Prattley and Campbell-White, who was then in charge of record-keeping at the embassy, drove to the New Zealand compound and told officials of their four house guests.
Beeby then drove his Chevrolet Blazer to Campbell-White's house and hid the four Americans under blankets in the back. "We told them not to move and managed to bring them to the New Zealand Embassy."
Two of the four men had decided to "go off and do their own thing". She doesn't remember what happened to them.
The other two hid in the embassy's safe room, out of bounds to the Iranian cleaner. "It had big Chubb doors because our coded cable machine was in there."
Beeby got in touch with his close ally, the Canadian Ambassador Ken Taylor and, several days later, drove the two Americans to Taylor's residence.
She said the New Zealand sites were considered too risky to harbour the Americans for long.
"We had to be very, very careful. Christopher didn't take them to his residence because he had two cooks, cleaners, a butler and gardeners.
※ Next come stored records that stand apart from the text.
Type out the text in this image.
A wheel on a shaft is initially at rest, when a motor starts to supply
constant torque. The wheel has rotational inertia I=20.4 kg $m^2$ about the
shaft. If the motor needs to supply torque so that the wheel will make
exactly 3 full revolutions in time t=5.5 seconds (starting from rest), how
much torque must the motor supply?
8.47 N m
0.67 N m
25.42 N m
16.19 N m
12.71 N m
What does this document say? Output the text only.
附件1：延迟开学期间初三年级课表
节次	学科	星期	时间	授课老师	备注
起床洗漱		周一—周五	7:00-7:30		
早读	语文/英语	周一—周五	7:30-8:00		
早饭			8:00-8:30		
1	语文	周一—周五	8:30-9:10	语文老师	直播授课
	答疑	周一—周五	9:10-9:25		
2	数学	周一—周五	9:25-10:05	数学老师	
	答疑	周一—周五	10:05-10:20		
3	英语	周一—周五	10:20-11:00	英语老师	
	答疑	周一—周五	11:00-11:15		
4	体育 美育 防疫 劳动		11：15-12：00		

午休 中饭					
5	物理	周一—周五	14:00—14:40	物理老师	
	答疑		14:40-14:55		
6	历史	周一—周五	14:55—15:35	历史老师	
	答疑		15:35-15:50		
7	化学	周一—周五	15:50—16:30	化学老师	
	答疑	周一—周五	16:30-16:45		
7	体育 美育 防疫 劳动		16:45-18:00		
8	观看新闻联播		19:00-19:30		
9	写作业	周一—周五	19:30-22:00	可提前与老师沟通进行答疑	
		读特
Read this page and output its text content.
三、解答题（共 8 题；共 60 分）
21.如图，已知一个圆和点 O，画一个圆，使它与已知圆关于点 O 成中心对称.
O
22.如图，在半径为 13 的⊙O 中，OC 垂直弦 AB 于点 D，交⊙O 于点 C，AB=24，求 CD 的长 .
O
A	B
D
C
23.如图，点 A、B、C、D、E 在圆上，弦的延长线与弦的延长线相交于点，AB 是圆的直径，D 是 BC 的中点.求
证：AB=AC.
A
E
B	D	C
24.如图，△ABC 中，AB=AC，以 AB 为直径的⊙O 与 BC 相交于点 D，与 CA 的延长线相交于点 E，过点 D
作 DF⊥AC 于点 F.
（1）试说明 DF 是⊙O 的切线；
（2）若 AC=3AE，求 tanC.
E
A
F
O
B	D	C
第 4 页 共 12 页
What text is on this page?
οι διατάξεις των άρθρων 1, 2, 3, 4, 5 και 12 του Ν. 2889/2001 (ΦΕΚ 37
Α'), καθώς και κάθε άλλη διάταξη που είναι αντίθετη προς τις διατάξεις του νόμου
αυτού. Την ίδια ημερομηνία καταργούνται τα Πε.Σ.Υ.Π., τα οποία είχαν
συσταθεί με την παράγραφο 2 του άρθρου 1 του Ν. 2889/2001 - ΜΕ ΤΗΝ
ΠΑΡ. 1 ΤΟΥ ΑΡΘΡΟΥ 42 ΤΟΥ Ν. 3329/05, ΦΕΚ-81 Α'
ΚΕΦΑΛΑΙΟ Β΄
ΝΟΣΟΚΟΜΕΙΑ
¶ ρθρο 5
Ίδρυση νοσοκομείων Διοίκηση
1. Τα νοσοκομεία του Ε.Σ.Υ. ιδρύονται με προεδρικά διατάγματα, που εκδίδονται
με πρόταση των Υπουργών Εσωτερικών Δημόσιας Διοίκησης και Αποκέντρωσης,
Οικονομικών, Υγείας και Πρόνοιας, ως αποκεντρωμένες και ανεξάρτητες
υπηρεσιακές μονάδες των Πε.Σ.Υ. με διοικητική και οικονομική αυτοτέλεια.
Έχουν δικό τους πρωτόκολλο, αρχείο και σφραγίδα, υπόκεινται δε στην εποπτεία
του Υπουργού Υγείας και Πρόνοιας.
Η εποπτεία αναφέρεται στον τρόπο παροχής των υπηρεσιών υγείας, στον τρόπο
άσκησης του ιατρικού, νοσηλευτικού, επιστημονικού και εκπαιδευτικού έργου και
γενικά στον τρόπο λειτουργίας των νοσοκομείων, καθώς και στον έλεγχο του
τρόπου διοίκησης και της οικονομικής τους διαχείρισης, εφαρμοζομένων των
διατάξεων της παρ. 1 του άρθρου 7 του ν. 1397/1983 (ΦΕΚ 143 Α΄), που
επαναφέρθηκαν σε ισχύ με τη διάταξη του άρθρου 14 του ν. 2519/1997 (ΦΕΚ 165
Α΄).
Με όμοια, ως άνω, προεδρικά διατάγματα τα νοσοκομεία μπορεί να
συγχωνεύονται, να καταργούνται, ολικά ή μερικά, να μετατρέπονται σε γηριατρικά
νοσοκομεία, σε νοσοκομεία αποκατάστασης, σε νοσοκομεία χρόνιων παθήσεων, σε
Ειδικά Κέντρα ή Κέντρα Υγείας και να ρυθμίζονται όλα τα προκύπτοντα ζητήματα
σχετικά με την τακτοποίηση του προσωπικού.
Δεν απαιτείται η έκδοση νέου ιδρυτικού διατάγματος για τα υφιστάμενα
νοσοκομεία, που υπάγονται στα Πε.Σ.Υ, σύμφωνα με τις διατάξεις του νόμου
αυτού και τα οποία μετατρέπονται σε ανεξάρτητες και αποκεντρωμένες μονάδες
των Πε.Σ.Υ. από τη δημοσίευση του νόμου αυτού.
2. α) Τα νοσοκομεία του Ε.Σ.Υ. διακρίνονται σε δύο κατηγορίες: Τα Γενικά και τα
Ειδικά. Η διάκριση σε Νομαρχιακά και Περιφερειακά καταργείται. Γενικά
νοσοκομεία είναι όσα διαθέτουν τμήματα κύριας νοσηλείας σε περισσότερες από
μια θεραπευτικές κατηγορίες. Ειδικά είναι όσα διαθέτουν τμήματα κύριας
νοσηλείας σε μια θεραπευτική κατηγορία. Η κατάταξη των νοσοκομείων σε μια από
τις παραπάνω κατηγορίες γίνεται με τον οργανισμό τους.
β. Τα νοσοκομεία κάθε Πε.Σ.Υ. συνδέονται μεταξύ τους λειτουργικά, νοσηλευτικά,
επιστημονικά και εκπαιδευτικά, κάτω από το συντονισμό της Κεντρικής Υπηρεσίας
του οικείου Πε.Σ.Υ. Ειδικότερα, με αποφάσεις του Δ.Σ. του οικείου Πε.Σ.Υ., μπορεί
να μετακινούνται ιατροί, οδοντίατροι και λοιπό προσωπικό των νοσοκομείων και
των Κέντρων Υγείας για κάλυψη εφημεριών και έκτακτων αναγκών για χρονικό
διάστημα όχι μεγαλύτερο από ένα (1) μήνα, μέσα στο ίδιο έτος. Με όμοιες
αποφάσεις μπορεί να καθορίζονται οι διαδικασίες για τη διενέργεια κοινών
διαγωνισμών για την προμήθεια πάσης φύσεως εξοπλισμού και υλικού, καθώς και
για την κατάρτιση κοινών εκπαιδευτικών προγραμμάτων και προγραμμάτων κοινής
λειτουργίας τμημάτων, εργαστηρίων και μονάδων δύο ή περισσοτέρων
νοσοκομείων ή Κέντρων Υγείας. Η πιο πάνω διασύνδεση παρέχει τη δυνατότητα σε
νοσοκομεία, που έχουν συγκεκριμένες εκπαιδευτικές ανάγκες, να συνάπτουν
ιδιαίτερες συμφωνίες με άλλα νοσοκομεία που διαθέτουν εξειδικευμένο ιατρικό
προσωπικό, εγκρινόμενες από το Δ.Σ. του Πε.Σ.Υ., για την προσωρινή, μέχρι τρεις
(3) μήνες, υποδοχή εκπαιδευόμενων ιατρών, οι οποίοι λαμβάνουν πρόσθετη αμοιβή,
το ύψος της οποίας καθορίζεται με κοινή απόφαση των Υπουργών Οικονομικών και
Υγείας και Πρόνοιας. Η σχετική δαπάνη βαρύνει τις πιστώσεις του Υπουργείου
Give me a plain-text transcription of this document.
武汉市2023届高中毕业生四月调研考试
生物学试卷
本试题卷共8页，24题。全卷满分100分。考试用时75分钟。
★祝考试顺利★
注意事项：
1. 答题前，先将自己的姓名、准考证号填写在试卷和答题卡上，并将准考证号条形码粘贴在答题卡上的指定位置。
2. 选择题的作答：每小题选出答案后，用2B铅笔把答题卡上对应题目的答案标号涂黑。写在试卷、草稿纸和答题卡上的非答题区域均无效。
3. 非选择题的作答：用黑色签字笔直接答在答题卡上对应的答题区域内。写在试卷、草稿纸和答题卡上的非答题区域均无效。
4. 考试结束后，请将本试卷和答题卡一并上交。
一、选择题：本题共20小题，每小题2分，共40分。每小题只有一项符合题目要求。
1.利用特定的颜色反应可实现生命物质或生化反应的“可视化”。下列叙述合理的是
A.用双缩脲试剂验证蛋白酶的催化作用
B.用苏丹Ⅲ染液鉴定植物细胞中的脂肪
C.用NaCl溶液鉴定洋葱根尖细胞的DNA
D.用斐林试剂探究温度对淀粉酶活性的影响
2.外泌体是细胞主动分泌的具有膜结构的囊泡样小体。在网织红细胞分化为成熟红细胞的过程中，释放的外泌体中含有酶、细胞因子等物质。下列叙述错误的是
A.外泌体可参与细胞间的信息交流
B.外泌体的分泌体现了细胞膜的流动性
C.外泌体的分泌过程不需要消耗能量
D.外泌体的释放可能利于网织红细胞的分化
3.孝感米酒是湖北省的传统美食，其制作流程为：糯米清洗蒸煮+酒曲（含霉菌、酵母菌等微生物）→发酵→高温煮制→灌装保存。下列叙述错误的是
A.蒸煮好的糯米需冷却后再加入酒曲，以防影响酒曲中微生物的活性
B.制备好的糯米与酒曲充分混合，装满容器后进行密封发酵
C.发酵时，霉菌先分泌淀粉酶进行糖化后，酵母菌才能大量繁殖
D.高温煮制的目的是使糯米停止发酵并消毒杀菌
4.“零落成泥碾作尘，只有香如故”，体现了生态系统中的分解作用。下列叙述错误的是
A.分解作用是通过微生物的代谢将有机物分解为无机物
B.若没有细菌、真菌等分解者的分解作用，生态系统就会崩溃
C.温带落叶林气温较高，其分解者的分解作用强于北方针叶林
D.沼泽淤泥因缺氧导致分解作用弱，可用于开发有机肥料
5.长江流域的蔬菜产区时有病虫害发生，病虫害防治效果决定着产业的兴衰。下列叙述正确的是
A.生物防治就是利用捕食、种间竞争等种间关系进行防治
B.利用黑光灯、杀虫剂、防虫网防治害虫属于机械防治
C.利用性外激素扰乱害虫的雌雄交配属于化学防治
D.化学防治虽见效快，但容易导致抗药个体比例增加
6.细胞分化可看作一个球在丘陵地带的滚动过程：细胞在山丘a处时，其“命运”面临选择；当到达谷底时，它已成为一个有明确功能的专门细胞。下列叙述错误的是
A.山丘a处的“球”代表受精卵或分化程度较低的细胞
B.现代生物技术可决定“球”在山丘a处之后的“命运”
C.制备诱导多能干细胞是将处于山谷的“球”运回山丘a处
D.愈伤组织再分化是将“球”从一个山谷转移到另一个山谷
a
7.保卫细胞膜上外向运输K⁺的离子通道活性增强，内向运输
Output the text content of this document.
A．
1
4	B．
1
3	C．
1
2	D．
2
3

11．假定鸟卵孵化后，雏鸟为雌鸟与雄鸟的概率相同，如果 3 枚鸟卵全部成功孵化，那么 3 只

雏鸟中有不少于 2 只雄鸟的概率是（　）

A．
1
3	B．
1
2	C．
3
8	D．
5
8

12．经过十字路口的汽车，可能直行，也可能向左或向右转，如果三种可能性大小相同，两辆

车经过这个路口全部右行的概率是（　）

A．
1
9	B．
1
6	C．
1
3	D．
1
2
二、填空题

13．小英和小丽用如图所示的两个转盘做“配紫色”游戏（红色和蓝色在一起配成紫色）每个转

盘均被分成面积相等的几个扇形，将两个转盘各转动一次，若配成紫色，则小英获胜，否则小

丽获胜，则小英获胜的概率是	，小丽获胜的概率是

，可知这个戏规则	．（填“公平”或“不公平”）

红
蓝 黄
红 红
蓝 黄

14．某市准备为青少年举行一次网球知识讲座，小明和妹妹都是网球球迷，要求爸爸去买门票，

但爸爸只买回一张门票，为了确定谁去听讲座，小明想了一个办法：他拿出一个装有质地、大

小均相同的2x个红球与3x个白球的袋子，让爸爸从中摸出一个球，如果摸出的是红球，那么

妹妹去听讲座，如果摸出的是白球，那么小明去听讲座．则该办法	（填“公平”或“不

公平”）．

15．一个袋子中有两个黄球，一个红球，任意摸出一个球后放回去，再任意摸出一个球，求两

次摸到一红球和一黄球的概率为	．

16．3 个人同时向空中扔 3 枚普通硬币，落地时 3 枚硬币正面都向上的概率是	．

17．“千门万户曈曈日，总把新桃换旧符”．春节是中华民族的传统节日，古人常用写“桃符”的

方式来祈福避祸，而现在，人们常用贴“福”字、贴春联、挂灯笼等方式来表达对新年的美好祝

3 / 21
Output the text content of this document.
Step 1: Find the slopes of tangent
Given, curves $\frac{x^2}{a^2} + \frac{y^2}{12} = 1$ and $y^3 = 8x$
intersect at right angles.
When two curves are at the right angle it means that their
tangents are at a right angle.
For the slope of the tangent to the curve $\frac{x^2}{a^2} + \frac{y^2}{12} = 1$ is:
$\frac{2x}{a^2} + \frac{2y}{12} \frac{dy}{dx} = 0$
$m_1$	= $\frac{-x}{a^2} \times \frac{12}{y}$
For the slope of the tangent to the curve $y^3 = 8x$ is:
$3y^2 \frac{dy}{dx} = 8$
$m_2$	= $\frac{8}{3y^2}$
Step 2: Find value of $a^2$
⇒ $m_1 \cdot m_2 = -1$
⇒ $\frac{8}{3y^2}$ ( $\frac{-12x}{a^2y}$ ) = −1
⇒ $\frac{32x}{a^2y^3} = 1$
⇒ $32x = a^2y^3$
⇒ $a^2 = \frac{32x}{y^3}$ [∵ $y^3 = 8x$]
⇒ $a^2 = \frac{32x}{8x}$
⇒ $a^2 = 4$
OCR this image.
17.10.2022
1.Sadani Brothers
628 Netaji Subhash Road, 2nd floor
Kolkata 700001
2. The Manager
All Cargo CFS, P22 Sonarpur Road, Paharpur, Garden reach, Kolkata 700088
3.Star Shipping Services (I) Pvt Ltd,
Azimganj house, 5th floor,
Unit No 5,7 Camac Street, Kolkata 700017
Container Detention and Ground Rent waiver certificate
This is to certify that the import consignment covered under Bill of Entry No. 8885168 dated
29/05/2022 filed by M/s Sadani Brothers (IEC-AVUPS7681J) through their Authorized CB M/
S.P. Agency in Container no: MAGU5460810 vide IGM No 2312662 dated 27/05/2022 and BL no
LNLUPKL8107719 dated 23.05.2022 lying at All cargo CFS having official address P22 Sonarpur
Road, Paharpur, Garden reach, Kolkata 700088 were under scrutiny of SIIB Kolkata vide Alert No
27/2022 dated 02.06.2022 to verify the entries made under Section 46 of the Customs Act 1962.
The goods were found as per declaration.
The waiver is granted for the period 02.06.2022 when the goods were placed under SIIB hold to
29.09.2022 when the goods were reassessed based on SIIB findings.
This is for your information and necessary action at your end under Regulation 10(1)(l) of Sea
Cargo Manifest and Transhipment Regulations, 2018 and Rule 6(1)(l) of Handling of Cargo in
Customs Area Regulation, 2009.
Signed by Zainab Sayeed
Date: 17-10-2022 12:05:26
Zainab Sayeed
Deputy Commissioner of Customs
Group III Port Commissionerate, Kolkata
The New Zealand Embassy residence was a big compound so there were lots of locals working there."
The mission to shelter the Americans was so top secret she couldn't tell her husband what had happened to them - even as she was smuggling food into the NZ Embassy for the fugitives. "We were sworn to secrecy."
Campbell-White didn't see the two Americans again and doesn't remember their names, but she is clear on one thing: Argo is even more factually wrong than anyone realised.
"The acting might be good, the film might be good, but the content is inaccurate. I just think it's a great pity because that will probably go down in history as what happened."
Scottish-born Campbell-White and her family were evacuated from Iran soon after.
She thinks Sewell and Beeby should receive posthumous awards. She has lost touch with Margaret Hoggett.
This week, Peters told the Herald on Sunday he had seen the film and it was "worse than erroneous".
"It's despicable to paint a courageous diplomat as failing to help an ally nation. It is simply not tolerable."
He said Ministry of Foreign Affairs and Trade should release any secret reports from the time about the incident.